I was on my third cup of coffee when first Holmes, then his brother emerged. Mycroft was cheerful, or at least, as cheerful as Mycroft got, but Holmes shot a dark look at the windows in just the way I had earlier.

Sundays were most inconvenient, when it came to investigation.

Still, it was not a total loss. For one thing, at ten after eight, interrupting our toast and marmalade, a set of discreet knuckles brushed at the door. I went to answer, and found “Mr Jones,” a thick packet in his hand. He peered around me to check that Mycroft was in before he handed it over.

I took it to Mycroft. He tore it open, removing a note; as he read it, his face went enigmatic, and I braced myself for bad news.

“The pathologists for Fiona Cartwright and Albert Seaforth report that there was no indication of Veronal grains in the stomachs of the two victims.”

“They missed it,” I declared.

“Perhaps with Miss Cartwright, but the Seaforth examination appears to have been quite thorough. He was not given powdered Veronal to render him unconscious.”

He handed me the reports, which indicated that Fiona Cartwright had drunk a cup of tea at some point before she shot herself, and Albert Seaforth had taken a quantity of beer. I had to agree, if powdered Veronal had been there, the pathologist would have found it. Which meant that as far as the drugs Brother used, we were back to square one.

“Still,” I said, “he must have drugged Seaforth in some manner. I can't see a man this size just sitting down and permitting his wrists to be slit.”

“Veronal comes in liquid form as well,” Holmes commented. “I imagine he required the powdered form for Yolanda because he could stir it before-hand into the nut pâté. It would be a simple matter to dribble some from a bottle into a cup of tea in a busy café or a pint in a pub, but it would require sleight-of-hand to do so on an open hillside.”

A truly macabre image: a man casually handing a pâté-laden biscuit and glass of wine to the woman who had once been his wife, sitting on the grass with a picnic basket at their feet, the Long Man at their backs, and a waiting knife on his person.

Mycroft handed the remaining contents of the envelope to Holmes. They were photographs, both the reproductions of the Shanghai newsman's shot of “Reverend Hayden,” and two rolls of film that Holmes had taken at the murder sites. He divided them into four piles, one for each site, removing those that showed the great monoliths of Stonehenge. We pored over them, separately and together, but other than illustrating some very attractive pieces of English countryside, they told us little.

“Lonely places to die, all of them,” I remarked.

“One supposes they were chosen, in part, for that reason,” Holmes replied.

“Well, if he'd wanted to commit his acts in a prehistoric site surrounded by people, he'd have been hard put to find one. Most of those that survive are in remote areas-central England may once have had as many standing stones and dolmens and such as Cornwall and Wales still do, but central England has more people needing stones for houses and walls.”

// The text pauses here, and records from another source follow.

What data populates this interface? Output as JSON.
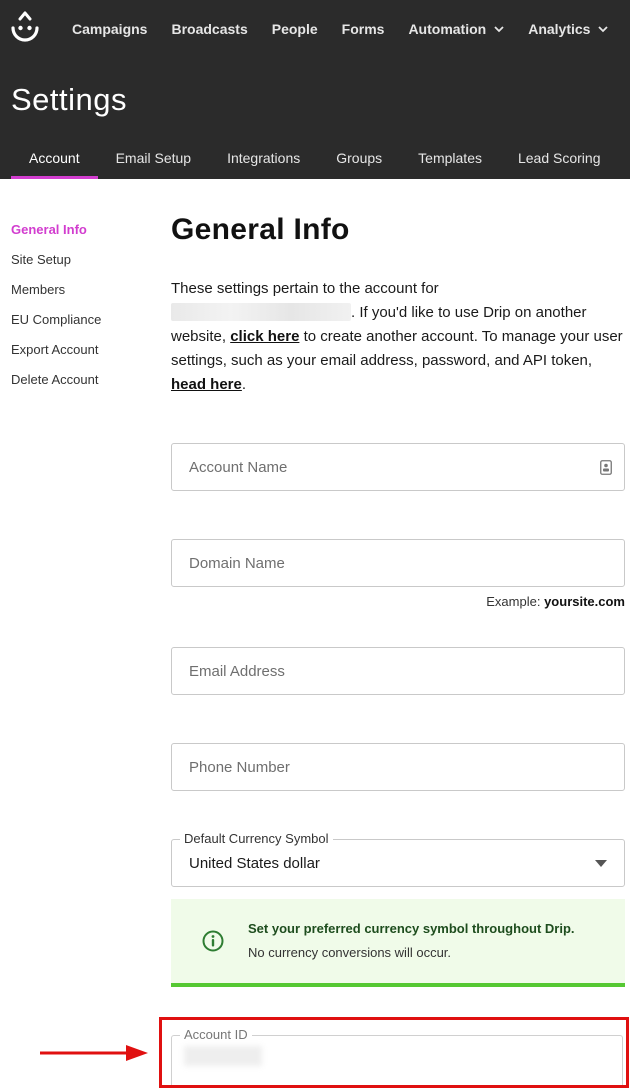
{
  "topnav": {
    "items": [
      {
        "label": "Campaigns",
        "dropdown": false
      },
      {
        "label": "Broadcasts",
        "dropdown": false
      },
      {
        "label": "People",
        "dropdown": false
      },
      {
        "label": "Forms",
        "dropdown": false
      },
      {
        "label": "Automation",
        "dropdown": true
      },
      {
        "label": "Analytics",
        "dropdown": true
      }
    ]
  },
  "page": {
    "title": "Settings"
  },
  "tabs": [
    {
      "label": "Account",
      "active": true
    },
    {
      "label": "Email Setup"
    },
    {
      "label": "Integrations"
    },
    {
      "label": "Groups"
    },
    {
      "label": "Templates"
    },
    {
      "label": "Lead Scoring"
    }
  ],
  "sidemenu": {
    "items": [
      {
        "label": "General Info",
        "active": true
      },
      {
        "label": "Site Setup"
      },
      {
        "label": "Members"
      },
      {
        "label": "EU Compliance"
      },
      {
        "label": "Export Account"
      },
      {
        "label": "Delete Account"
      }
    ]
  },
  "main": {
    "heading": "General Info",
    "intro": {
      "part1": "These settings pertain to the account for",
      "part2": ". If you'd like to use Drip on another website, ",
      "link1": "click here",
      "part3": " to create another account. To manage your user settings, such as your email address, password, and API token, ",
      "link2": "head here",
      "part4": "."
    },
    "fields": {
      "account_name": {
        "placeholder": "Account Name"
      },
      "domain_name": {
        "placeholder": "Domain Name"
      },
      "email_address": {
        "placeholder": "Email Address"
      },
      "phone_number": {
        "placeholder": "Phone Number"
      }
    },
    "example": {
      "prefix": "Example: ",
      "value": "yoursite.com"
    },
    "currency": {
      "legend": "Default Currency Symbol",
      "value": "United States dollar"
    },
    "notice": {
      "title": "Set your preferred currency symbol throughout Drip.",
      "body": "No currency conversions will occur."
    },
    "account_id": {
      "legend": "Account ID"
    }
  },
  "colors": {
    "header_bg": "#2b2b2b",
    "accent": "#d23dcf",
    "notice_bg": "#f0fbe9",
    "notice_border": "#55c832",
    "highlight": "#e01010"
  }
}
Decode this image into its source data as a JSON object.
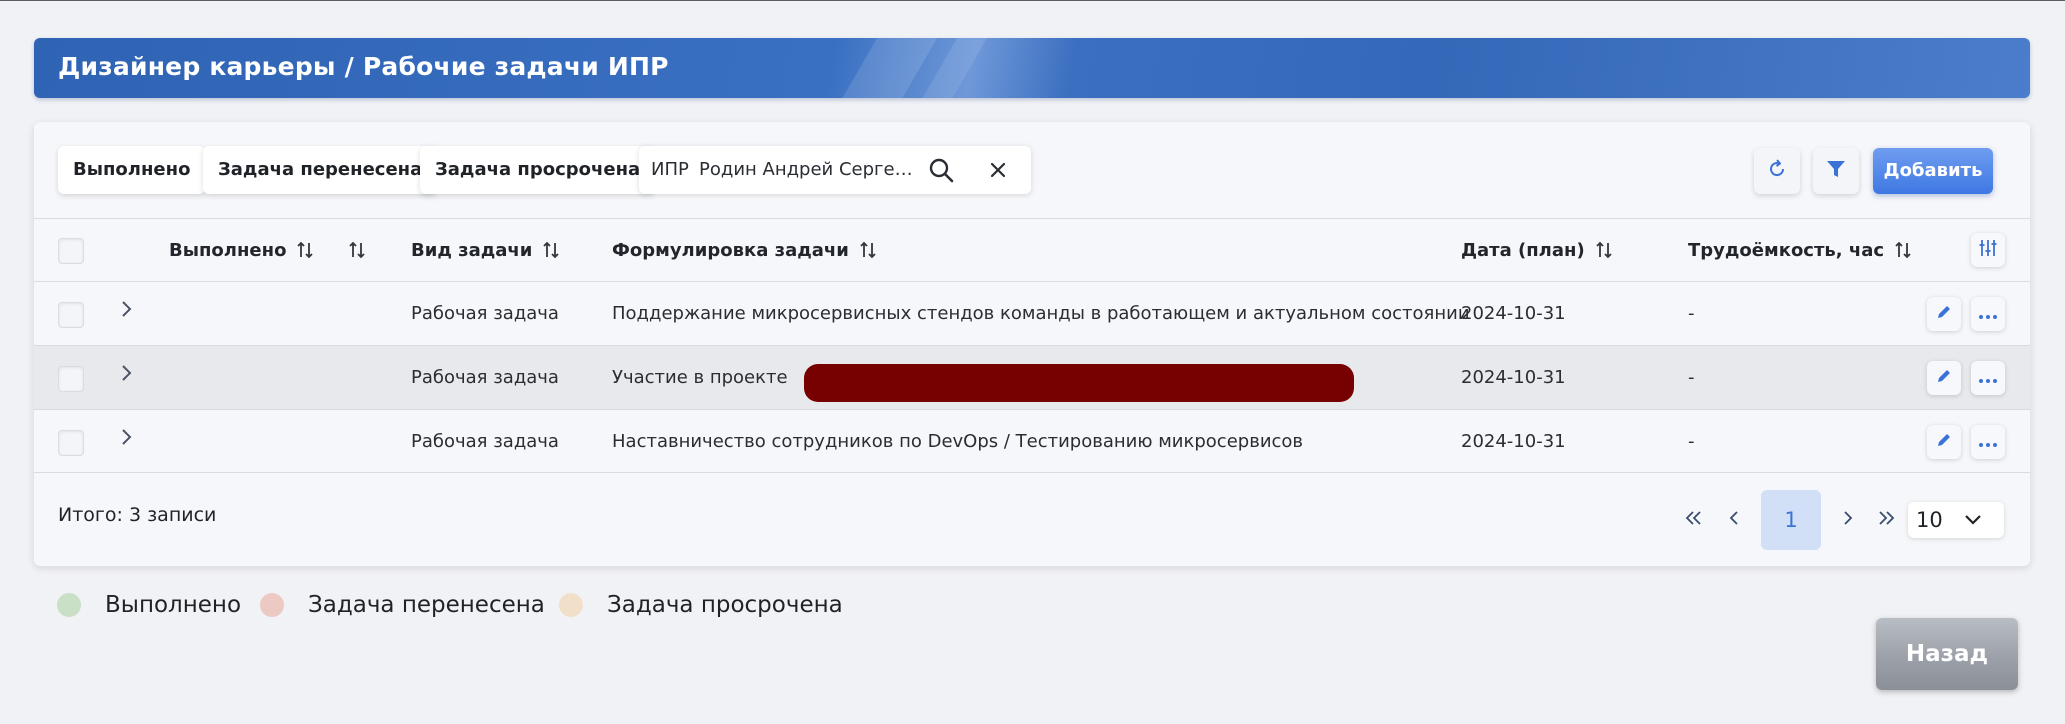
{
  "header": {
    "title": "Дизайнер карьеры / Рабочие задачи ИПР"
  },
  "toolbar": {
    "chips": [
      "Выполнено",
      "Задача перенесена",
      "Задача просрочена"
    ],
    "filter": {
      "tag": "ИПР",
      "value": "Родин Андрей Сергеевич"
    },
    "add_label": "Добавить",
    "icons": {
      "refresh": "refresh-icon",
      "filter": "funnel-icon",
      "clear": "close-icon",
      "search": "search-icon"
    }
  },
  "table": {
    "headers": {
      "done": "Выполнено",
      "type": "Вид задачи",
      "wording": "Формулировка задачи",
      "date": "Дата (план)",
      "effort": "Трудоёмкость, час"
    },
    "rows": [
      {
        "type": "Рабочая задача",
        "wording": "Поддержание микросервисных стендов команды в работающем и актуальном состоянии",
        "date": "2024-10-31",
        "effort": "-"
      },
      {
        "type": "Рабочая задача",
        "wording": "Участие в проекте",
        "date": "2024-10-31",
        "effort": "-"
      },
      {
        "type": "Рабочая задача",
        "wording": "Наставничество сотрудников по DevOps / Тестированию микросервисов",
        "date": "2024-10-31",
        "effort": "-"
      }
    ]
  },
  "footer": {
    "total": "Итого: 3 записи",
    "current_page": "1",
    "page_size": "10"
  },
  "legend": [
    {
      "label": "Выполнено",
      "color": "#c9dfc6"
    },
    {
      "label": "Задача перенесена",
      "color": "#ecc9c3"
    },
    {
      "label": "Задача просрочена",
      "color": "#f1dfca"
    }
  ],
  "back_label": "Назад",
  "colors": {
    "accent": "#3e78e3",
    "header": "#3468b8"
  }
}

“Certainly I found these sites most inconveniently located.”

I did not mention that I had heard his sigh of relief when settling into bed the night before, hours after I'd gone to sleep.

I swallowed my last bite of toast and picked up one of the Shanghai reproductions, which still looked familiar, but still did not tell me why. “I'm going up to Oxford, I shall be back before dinner. Holmes, promise me you won't vanish again, please?”

“I shall endeavour to be here by six o'clock tonight,” he announced, adding, “Not that I shall have much luck in the daylight hours.”

“You're hunting down where our man got the other sedative?” It was not so much a shrewd guess as the voice of experience, for when it came to London 's underbelly, Holmes grasped any excuse to keep me clear of it.

“Drugs sellers tend not to take a Sunday holiday,” he said.

“I shall take your word for it. And, Mycroft, are you-”

“I shall begin enquiries as to the history and whereabouts of Reverend Brothers. But you, Mary, what are you doing in Oxford?”